The Smithsonian Center for Folklife and Cultural Heritage celebrated its fiftieth annual Folklife Festival by showcasing the evolution of the American Circus arts. The festival took over a good portion of the National Mall from June 29th through July 9th. The festival is an important event for the Smithsonian as well as those who it represents. The success of this event is in large part due to the hundreds of staff and volunteers who dedicate their time and resources. The ASU Alumni chapter in DC invited the Capital Scholars to join them in volunteering at the festival this past weekend.

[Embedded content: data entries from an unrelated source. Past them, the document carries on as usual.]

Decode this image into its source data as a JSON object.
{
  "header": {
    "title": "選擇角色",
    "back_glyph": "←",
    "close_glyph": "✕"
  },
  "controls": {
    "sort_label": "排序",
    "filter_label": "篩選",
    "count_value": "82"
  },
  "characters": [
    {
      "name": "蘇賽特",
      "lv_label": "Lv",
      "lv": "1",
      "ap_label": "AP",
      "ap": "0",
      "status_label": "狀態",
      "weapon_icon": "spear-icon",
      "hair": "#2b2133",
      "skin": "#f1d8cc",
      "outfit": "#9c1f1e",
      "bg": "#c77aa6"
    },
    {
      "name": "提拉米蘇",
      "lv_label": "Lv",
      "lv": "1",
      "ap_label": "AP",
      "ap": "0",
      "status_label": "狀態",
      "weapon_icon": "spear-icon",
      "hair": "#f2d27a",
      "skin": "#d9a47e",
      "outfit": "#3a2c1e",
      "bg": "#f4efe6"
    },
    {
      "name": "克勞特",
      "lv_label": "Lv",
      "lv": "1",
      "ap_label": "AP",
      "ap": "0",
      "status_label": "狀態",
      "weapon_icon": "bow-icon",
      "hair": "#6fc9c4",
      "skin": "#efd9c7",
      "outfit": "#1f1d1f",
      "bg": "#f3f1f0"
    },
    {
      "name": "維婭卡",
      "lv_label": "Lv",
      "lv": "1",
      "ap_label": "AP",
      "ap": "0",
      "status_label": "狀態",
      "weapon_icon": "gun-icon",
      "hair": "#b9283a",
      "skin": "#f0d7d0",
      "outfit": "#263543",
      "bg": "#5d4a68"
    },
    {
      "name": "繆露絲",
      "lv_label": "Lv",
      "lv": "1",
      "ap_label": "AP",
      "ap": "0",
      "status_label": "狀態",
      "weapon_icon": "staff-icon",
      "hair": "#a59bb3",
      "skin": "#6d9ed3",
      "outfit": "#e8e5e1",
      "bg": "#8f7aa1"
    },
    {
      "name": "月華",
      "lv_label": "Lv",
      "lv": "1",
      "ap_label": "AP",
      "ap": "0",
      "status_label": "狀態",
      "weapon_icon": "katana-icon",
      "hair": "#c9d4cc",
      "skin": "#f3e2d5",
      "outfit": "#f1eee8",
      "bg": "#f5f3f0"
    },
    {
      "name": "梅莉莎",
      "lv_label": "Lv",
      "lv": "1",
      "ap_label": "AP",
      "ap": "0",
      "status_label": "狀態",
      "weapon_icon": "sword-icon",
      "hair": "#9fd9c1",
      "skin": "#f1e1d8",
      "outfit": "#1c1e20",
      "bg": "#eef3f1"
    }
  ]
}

The majority of students arrived, after some metro drama, to the volunteer tent early Saturday morning to get our badges and our volunteer assignments. At the tent, we met with some new and familiar alumni. Once students had received their badges, we were led by a lead volunteer to a waste station. The lead volunteer went over what goes in each bin and how to advise the public as they came up to throw away their trash. Shortly after the overview, we split into small groups and set up our waste stations. It took some time for things to get going at the festival that morning, but we were eventually able to help visitors sort out their waste into the correct bins. Though our volunteer assignment was lacking excitement, we were able to educate while helping mitigate the environmental impact of the festival. A huge drawback to large gatherings is that they can have grave consequences on the surrounding environment. Concentrations of people come with concentrations of trash and making waste stations available, with options to recycle and compost in addition to collecting landfill, can help lessen the effects of crowds.

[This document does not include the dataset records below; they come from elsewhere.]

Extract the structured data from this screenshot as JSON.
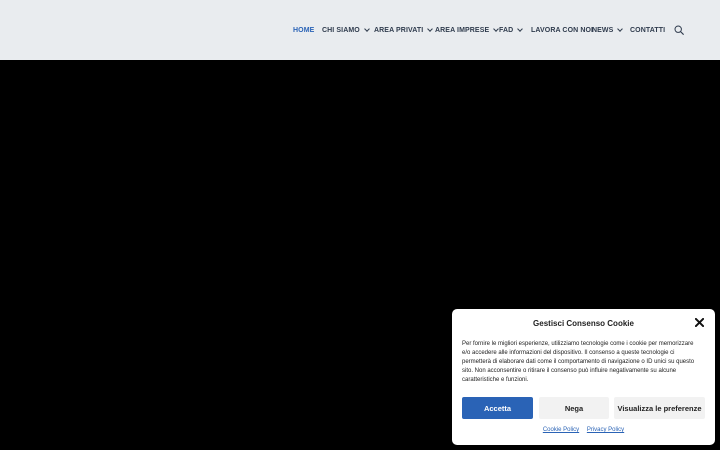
{
  "nav": {
    "items": [
      {
        "label": "HOME",
        "active": true,
        "has_dropdown": false
      },
      {
        "label": "CHI SIAMO",
        "has_dropdown": true
      },
      {
        "label": "AREA PRIVATI",
        "has_dropdown": true
      },
      {
        "label": "AREA IMPRESE",
        "has_dropdown": true
      },
      {
        "label": "FAD",
        "has_dropdown": true
      },
      {
        "label": "LAVORA CON NOI",
        "has_dropdown": false
      },
      {
        "label": "NEWS",
        "has_dropdown": true
      },
      {
        "label": "CONTATTI",
        "has_dropdown": false
      }
    ],
    "search_icon": "search-icon"
  },
  "cookie": {
    "title": "Gestisci Consenso Cookie",
    "text": "Per fornire le migliori esperienze, utilizziamo tecnologie come i cookie per memorizzare e/o accedere alle informazioni del dispositivo. Il consenso a queste tecnologie ci permetterà di elaborare dati come il comportamento di navigazione o ID unici su questo sito. Non acconsentire o ritirare il consenso può influire negativamente su alcune caratteristiche e funzioni.",
    "accept_label": "Accetta",
    "deny_label": "Nega",
    "prefs_label": "Visualizza le preferenze",
    "cookie_policy_label": "Cookie Policy",
    "privacy_policy_label": "Privacy Policy"
  },
  "colors": {
    "accent": "#2a63b6",
    "header_bg": "#e9ecef",
    "hero_bg": "#000000"
  }
}
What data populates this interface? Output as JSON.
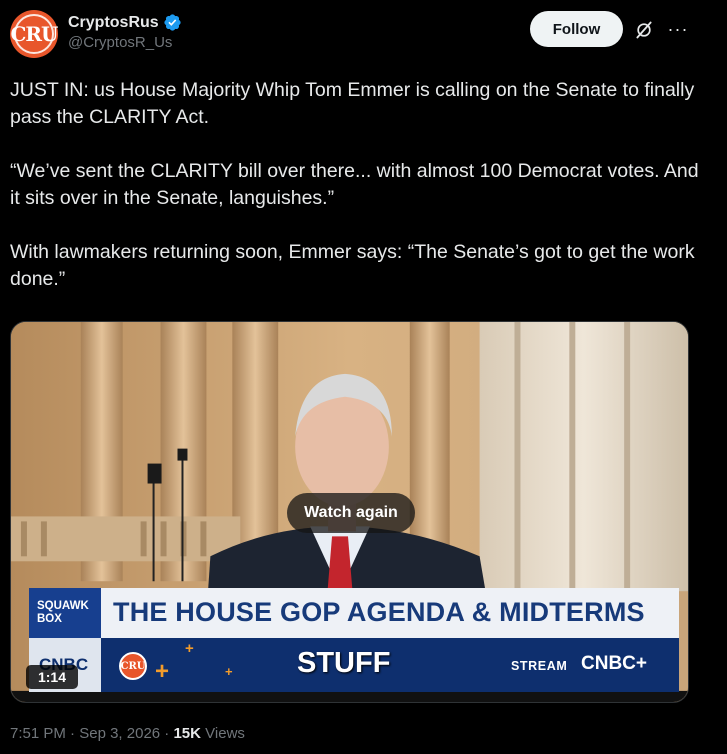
{
  "author": {
    "display_name": "CryptosRus",
    "handle": "@CryptosR_Us",
    "avatar_text": "CRU",
    "verified_icon": "verified-badge-icon",
    "brand_color": "#e8562b"
  },
  "actions": {
    "follow_label": "Follow",
    "grok_icon": "grok-icon",
    "more_icon": "more-icon",
    "more_glyph": "···"
  },
  "tweet": {
    "paragraphs": [
      "JUST IN: us House Majority Whip Tom Emmer is calling on the Senate to finally pass the CLARITY Act.",
      "“We’ve sent the CLARITY bill over there... with almost 100 Democrat votes. And it sits over in the Senate, languishes.”",
      "With lawmakers returning soon, Emmer says: “The Senate’s got to get the work done.”"
    ]
  },
  "media": {
    "overlay_label": "Watch again",
    "duration": "1:14",
    "chyron": {
      "show_tag": "SQUAWK BOX",
      "headline": "THE HOUSE GOP AGENDA & MIDTERMS",
      "subhead": "STUFF",
      "network_logo": "CNBC",
      "mini_logo_text": "CRU",
      "stream_label": "STREAM",
      "stream_brand": "CNBC+"
    }
  },
  "footer": {
    "time": "7:51 PM",
    "date": "Sep 3, 2026",
    "separator": "·",
    "views_count": "15K",
    "views_label": "Views"
  },
  "colors": {
    "background": "#000000",
    "text": "#e7e9ea",
    "muted": "#71767b",
    "verified": "#1d9bf0"
  }
}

I discovered through our service activity that DC has “single stream” recycling. After some research, I found out that single stream recycling is when all recyclables are collected in one container; aluminum cans and paper products can be placed in the same bin for pick up by the municipality. Single stream recycling reduces the efforts necessary for citizens to responsibly discard their trash. The hope seems to be that more will be recycled if it’s less work. The single stream recycling efforts by the District extends to only residential collection. Those outside of that designation are required to separate their recyclables accordingly. It’s interesting to learn how DC functions since it sometimes can be so different from cities and states that I am familiar with.

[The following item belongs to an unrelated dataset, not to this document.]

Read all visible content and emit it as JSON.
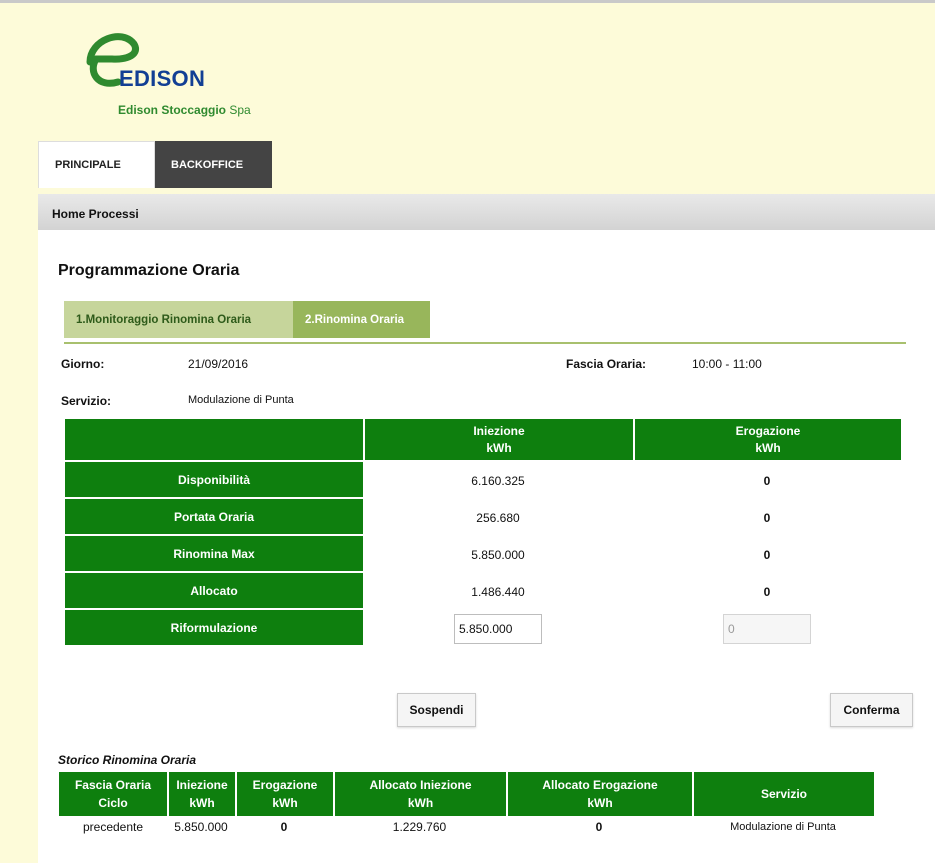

Last week, I really began to notice that the summer went by quickly. In my last post, I expressed how the oncoming of graduate school was awakening and that definitely hasn’t faded. I’m now also feeling as if maybe I haven’t done enough with my summer here in DC. I’ve been to most museums more than once and seen all the monuments. I’ve gotten to eat some really good food and hang out at some cool places. I’ve also worked through almost an entire archaeological collection but the end seems like it is approaching too quickly. I want to work on networking more in my department in our short time left so that I can ensure these will be lasting connections. There are a few opportunities in the coming weeks at the Natural History Museum that I’m excited to participate in. I’m looking forward to an upcoming lecture on the NSF grant process. NSF grants are at the foundation of many anthropological graduate success stories. I hope to apply for one this coming cycle so I will be sure to take lots of notes. In addition to the NSF lecture, they are offering an event to learn about the hiring and contract process at the Natural History Museum. Both direct hiring and contract work at the Natural History Museum is quite complicated and this will surely help break down the process for my future use.